Has moral equivocation ever been so immoral? The Iranian ‘Islamic’ revolution, partly thanks to the actions of David’s own ‘Uncle Ali”, has led to judicial stonings, the execution of adulterers, the public hanging from cranes of those guilty of ‘apostacy’, the discriminations against homosexuals, the systematic restriction of women’s rights, the casual routine execution of political prisoners (5,000 in 1988 alone) but who is David Shariatmadari, the nephew of Dr Ali Shariatmadari, to judge? How much do his family ties prevent him from reporting on the true nature of Iran’s government?
In other instances, David Shariatmadari has gone further than sitting on the fence and has actively defended the regime, perhaps out of misplaced familial loyalty. For instance, in one 2009 piece on Iran’s presidential elections, he said had voted for the more moderate candidate, Hossein Mousavi, and then concluded with a woefully inaccurate rose-tinted analysis of the situation in Iran:
“Iranian democracy is far more than the regime-orchestrated sham many westerners assume it must be. It falls short on two crucial measures: all parliamentary and presidential candidates are vetted by the conservative Guardian Council, and the supreme leader of the nation is, of course, unelected. But there is no denying that in 2009 we have had a real contest; the candidates have been exposed to scrutiny, there is significant difference between the policies on offer and the results are, as yet, anyone’s guess.”
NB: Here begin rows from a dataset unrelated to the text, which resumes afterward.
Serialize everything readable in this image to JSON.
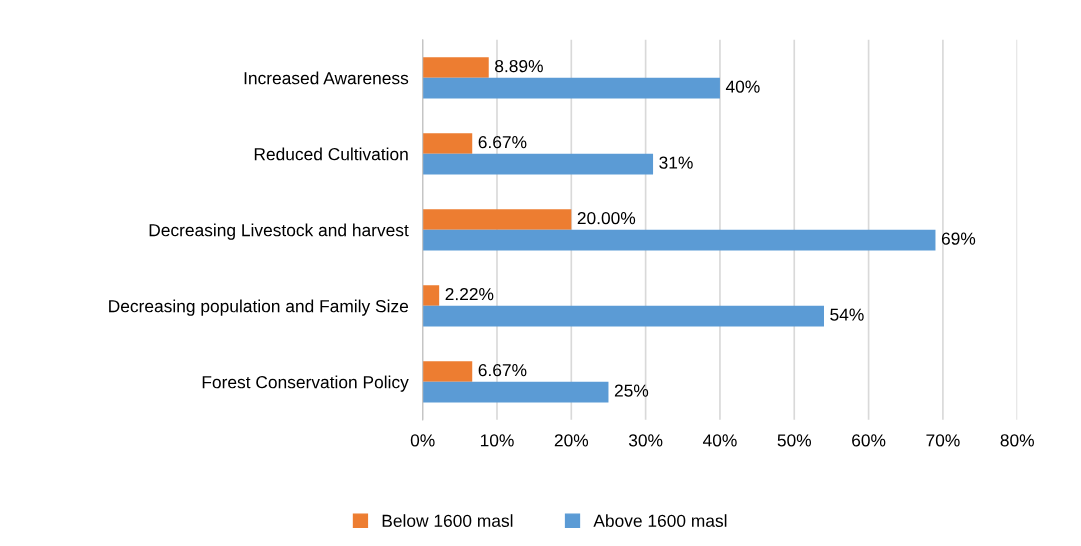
{
  "chart_data": {
    "type": "bar",
    "orientation": "horizontal",
    "categories": [
      "Increased Awareness",
      "Reduced Cultivation",
      "Decreasing Livestock and harvest",
      "Decreasing population and Family Size",
      "Forest Conservation Policy"
    ],
    "series": [
      {
        "name": "Below 1600 masl",
        "color": "#ed7d31",
        "values": [
          8.89,
          6.67,
          20.0,
          2.22,
          6.67
        ],
        "value_labels": [
          "8.89%",
          "6.67%",
          "20.00%",
          "2.22%",
          "6.67%"
        ]
      },
      {
        "name": "Above 1600 masl",
        "color": "#5b9bd5",
        "values": [
          40,
          31,
          69,
          54,
          25
        ],
        "value_labels": [
          "40%",
          "31%",
          "69%",
          "54%",
          "25%"
        ]
      }
    ],
    "xlim": [
      0,
      80
    ],
    "xticks": [
      {
        "value": 0,
        "label": "0%"
      },
      {
        "value": 10,
        "label": "10%"
      },
      {
        "value": 20,
        "label": "20%"
      },
      {
        "value": 30,
        "label": "30%"
      },
      {
        "value": 40,
        "label": "40%"
      },
      {
        "value": 50,
        "label": "50%"
      },
      {
        "value": 60,
        "label": "60%"
      },
      {
        "value": 70,
        "label": "70%"
      },
      {
        "value": 80,
        "label": "80%"
      }
    ],
    "grid": "x",
    "legend": "bottom"
  }
}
Within days, however, Iran’s conservative faction had effectively rigged and stolen the election, arrested the winning candidates, and then cracked down violently on the resulting protests. As “many Westerners” – and many better informed Iranians – had correctly surmised, “Iranian democracy” was indeed a “regime-orchestrated sham”. Undeterred, rather than apologising for his woeful analysis, he soon after published a lengthy denunciation of Mujahideen-e Khalq (MEK) the Leftist Islamist opposition/rival group to the mullahs who helped the mullahs come to power in 1979 but then fell out with them when they received no share of the power.
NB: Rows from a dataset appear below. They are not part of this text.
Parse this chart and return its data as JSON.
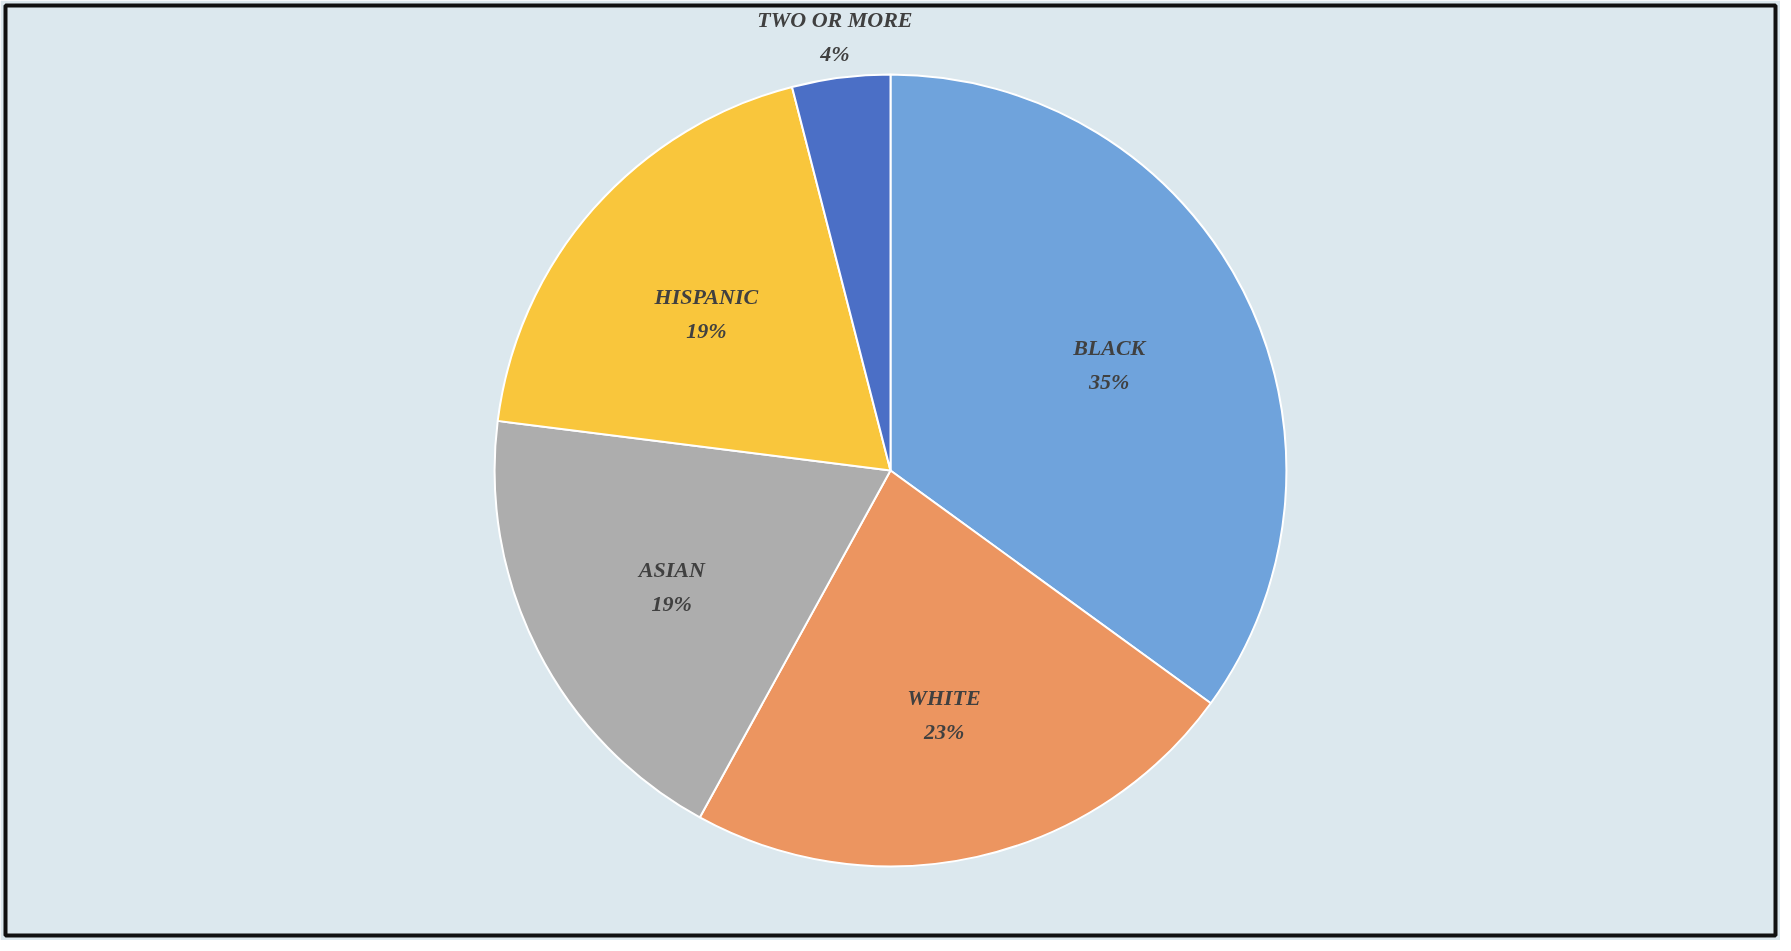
{
  "chart_data": {
    "type": "pie",
    "categories": [
      "BLACK",
      "WHITE",
      "ASIAN",
      "HISPANIC",
      "TWO OR MORE"
    ],
    "values": [
      35,
      23,
      19,
      19,
      4
    ],
    "value_labels": [
      "35%",
      "23%",
      "19%",
      "19%",
      "4%"
    ],
    "colors": [
      "#6fa3dc",
      "#ec9560",
      "#adadad",
      "#f9c63c",
      "#4b6fc6"
    ]
  }
}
Now, if David Shariatmadari wishes to defend elements of the Iranian regime and to attack Muslim liberals and to block them from writing for his employers at the Guardian, this is his personal choice. However, it seems only fair for Guardian readers, and would-be liberal Muslim contributors, to know of his links to the regime and of his uncle’s role in the systematic persecution of Iran’s intellectuals. Indeed, given David Shariatmadari’s close family ties to Iran’s brutal theocratic and massively corrupt rulers’, his recent snipes at Maajid Nawaz for his “closeness to the law-making elite” can also now been seen as exposing jaw-dropping level of hypocrisy.
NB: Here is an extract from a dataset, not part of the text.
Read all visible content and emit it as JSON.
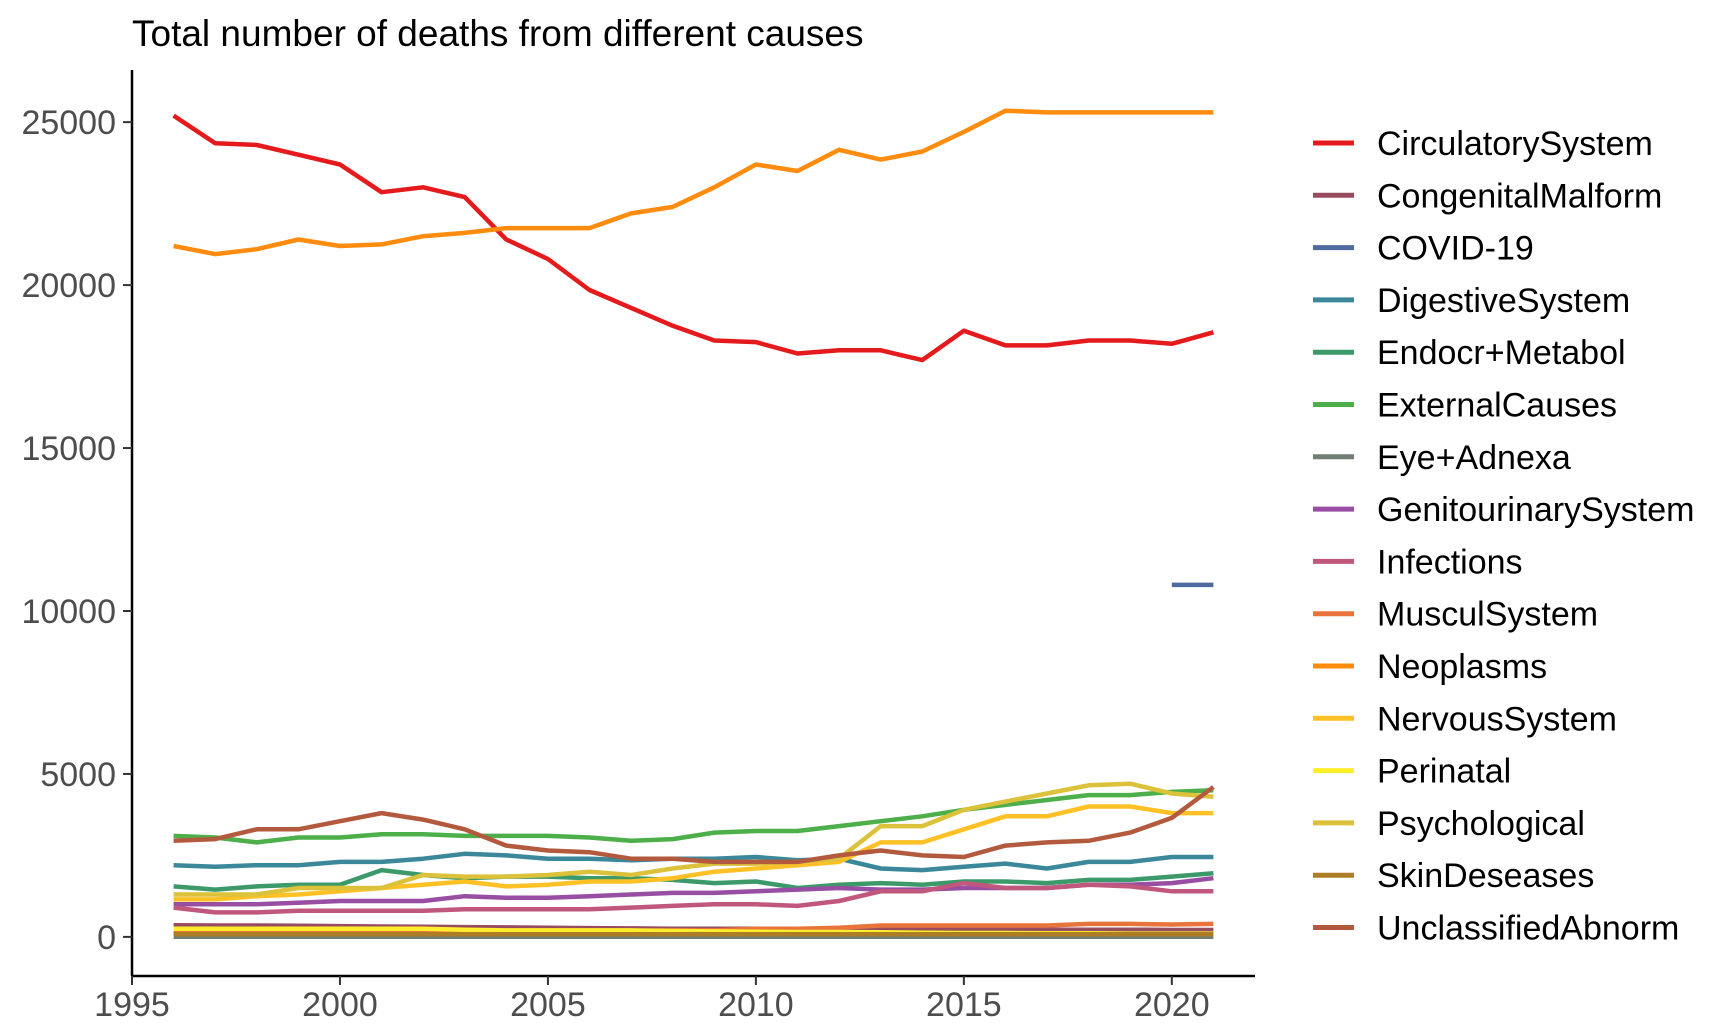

In his recent article on Nawaz, Shariatmadari took aim at what he calls Quilliam’s “credibility gap”. Maybe his next article should ponder his own deliberate silence over his uncle Ali’s role in the bloody persecution and the silencing of Iran’s leftwing and liberal intelligentsia, and then consider why The Guardian, like so much of the British Left, has its own “credibility gap” with Muslim and secular Iranians.
Before writing this post, I emailed, messaged and phoned David Shariatmadari to give him an opportunity to deny Ali Shariatmadari is his uncle, but he refused.